Humor vanuit het thema superioriteit zien we terug bij de Controller, de Strijder en de Innerlijke Criticus/ Judge. Het doel van de controller is om de regie (controle!) te behouden. In therapie of coaching wil hij een bepaalde angst of kwetsbaarheid vermijden. De controller wil iets niet laten zien. De Controller zet humor in om zelf maximaal te blijven bepalen wat hij van zichzelf laat zien aan zijn omgeving. Zo zien we deze grapjes maken om de aandacht van de coach af te leiden en deze te beïnvloeden. Bijvoorbeeld: “Ik ben goed in gedachten lezen. Ik zeg altijd: “Try me!” dat hij het de volgende keer beter zal doen. Je voelt echter dat hij achter zijn rug zijn vingers gekruist heeft: telt niet!
De strijder is er op uit om te winnen. De strijder zien we anderen aanvallen. Bijvoorbeeld door schamper te lachen om suggesties die de coach doet. Voor de Strijder geldt, dat deze pas recht van bestaan heeft, als hij wint. Bij deze en de volgende subpersoonlijkheid komen we vileine, afbrekende humor en sarcasme tegen.

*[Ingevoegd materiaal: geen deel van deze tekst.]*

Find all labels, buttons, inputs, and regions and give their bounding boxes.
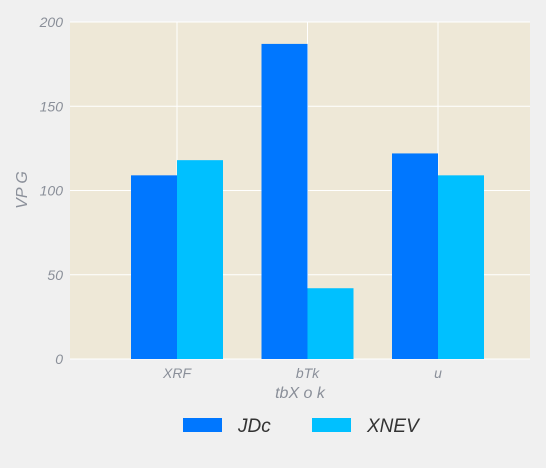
- y-tick-label: 200: [39, 14, 64, 30]
- y-tick-label: 150: [40, 98, 64, 114]
- y-tick-label: 0: [55, 351, 63, 367]
- legend-swatch: [312, 418, 351, 432]
- x-tick-label: XRF: [162, 365, 192, 381]
- bar-XNEV-u: [438, 175, 484, 359]
- y-axis-ticks: 0 50 100 150 200: [39, 14, 64, 367]
- y-axis-label: VP G: [14, 171, 31, 209]
- legend-swatch: [183, 418, 222, 432]
- legend-label: XNEV: [366, 416, 421, 437]
- x-axis-label: tbX o k: [275, 385, 326, 402]
- bar-XNEV-bTk: [307, 288, 354, 359]
- bar-XNEV-XRF: [177, 160, 223, 359]
- legend-label: JDc: [237, 416, 271, 437]
- x-tick-label: u: [434, 365, 442, 381]
- y-tick-label: 50: [47, 267, 63, 283]
- bar-JDc-u: [392, 153, 438, 359]
- x-tick-label: bTk: [296, 365, 320, 381]
- y-tick-label: 100: [40, 183, 64, 199]
- x-axis-ticks: XRF bTk u: [162, 365, 442, 381]
- bar-JDc-bTk: [261, 43, 308, 359]
- bar-JDc-XRF: [131, 175, 177, 359]
- bars: [131, 43, 484, 359]
- legend: JDc XNEV: [183, 416, 421, 437]
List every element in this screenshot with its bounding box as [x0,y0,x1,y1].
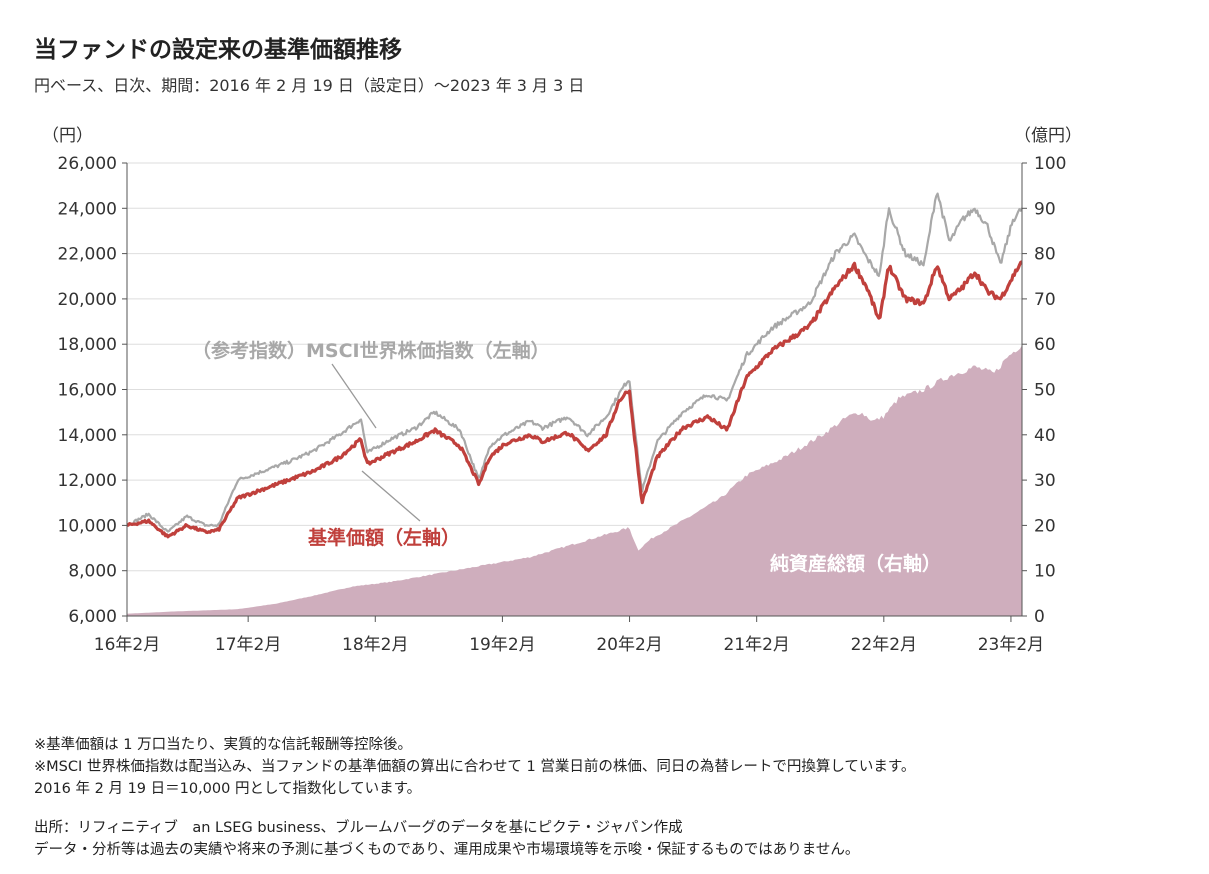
left-tick-label: 22,000 [58,245,117,265]
right-tick-label: 70 [1034,290,1056,310]
line-layer [126,192,1023,539]
chart-subtitle: 円ベース、日次、期間：2016 年 2 月 19 日（設定日）～2023 年 3… [34,76,585,95]
x-tick-label: 22年2月 [851,635,917,655]
left-tick-label: 12,000 [58,471,117,491]
right-tick-label: 0 [1034,607,1045,627]
nav-leader-line [361,470,421,522]
page-title: 当ファンドの設定来の基準価額推移 [34,37,402,63]
right-tick-label: 100 [1034,154,1066,174]
footnotes: ※基準価額は 1 万口当たり、実質的な信託報酬等控除後。 ※MSCI 世界株価指… [34,734,915,800]
msci-index-line [126,192,1023,533]
x-tick-label: 20年2月 [596,635,662,655]
x-tick-label: 18年2月 [342,635,408,655]
nav-line [126,260,1023,539]
x-tick-label: 16年2月 [94,635,160,655]
left-tick-label: 24,000 [58,199,117,219]
source-notes: 出所：リフィニティブ an LSEG business、ブルームバーグのデータを… [34,817,859,861]
left-tick-label: 18,000 [58,335,117,355]
right-tick-label: 80 [1034,245,1056,265]
right-tick-label: 40 [1034,426,1056,446]
left-axis-unit: （円） [42,126,93,146]
x-tick-label: 19年2月 [469,635,535,655]
right-tick-label: 90 [1034,199,1056,219]
right-tick-label: 10 [1034,562,1056,582]
area-layer [127,345,1022,616]
source-line-1: 出所：リフィニティブ an LSEG business、ブルームバーグのデータを… [34,820,683,836]
left-tick-label: 26,000 [58,154,117,174]
left-tick-label: 20,000 [58,290,117,310]
left-tick-label: 6,000 [68,607,117,627]
x-tick-label: 23年2月 [978,635,1044,655]
nav-chart: 6,000 8,000 10,000 12,000 14,000 16,000 18,000… [42,126,1082,655]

De Innerlijke Criticus/ Judge is de derde bij wie Superioriteit het grondthema is. Zij zijn de criticasters, de vileine recensenten die constant oordelen over ons functioneren. Het grote verschil tussen de Innerlijke Criticus en de Judge is dat de Innerlijke Criticus naar binnen gericht is en met de zweep klaarstaat ten aanzien van de eigen fouten. De Judge is dezelfde instantie, maar dan naar de buitenwereld gekeerd. De Innerlijke Criticus/ Judge wijzen (vaak cynisch of sarcastisch) fouten aan om zo zichzelf of de ander belachelijk te maken. Doordat de Innerlijke Criticus zichzelf afwijst, is hij anderen voor om hem af te wijzen. De Judge speelt de fouten naar buiten toe uit. Dat kan verbaal, maar ook non-verbaal (smalend lachje, opgetrokken wenkbrauw) gebeuren. De Judge legt alle kritiek buiten zichzelf en zoekt naar fouten in de buitenwereld. Hoe fouter de buitenwereld, hoe beter de persoon over zichzelf kan voelen. Als deze subpersoonlijkheid dominant is, is er veelal sprake van een vorm van afhankelijke eigenwaarde.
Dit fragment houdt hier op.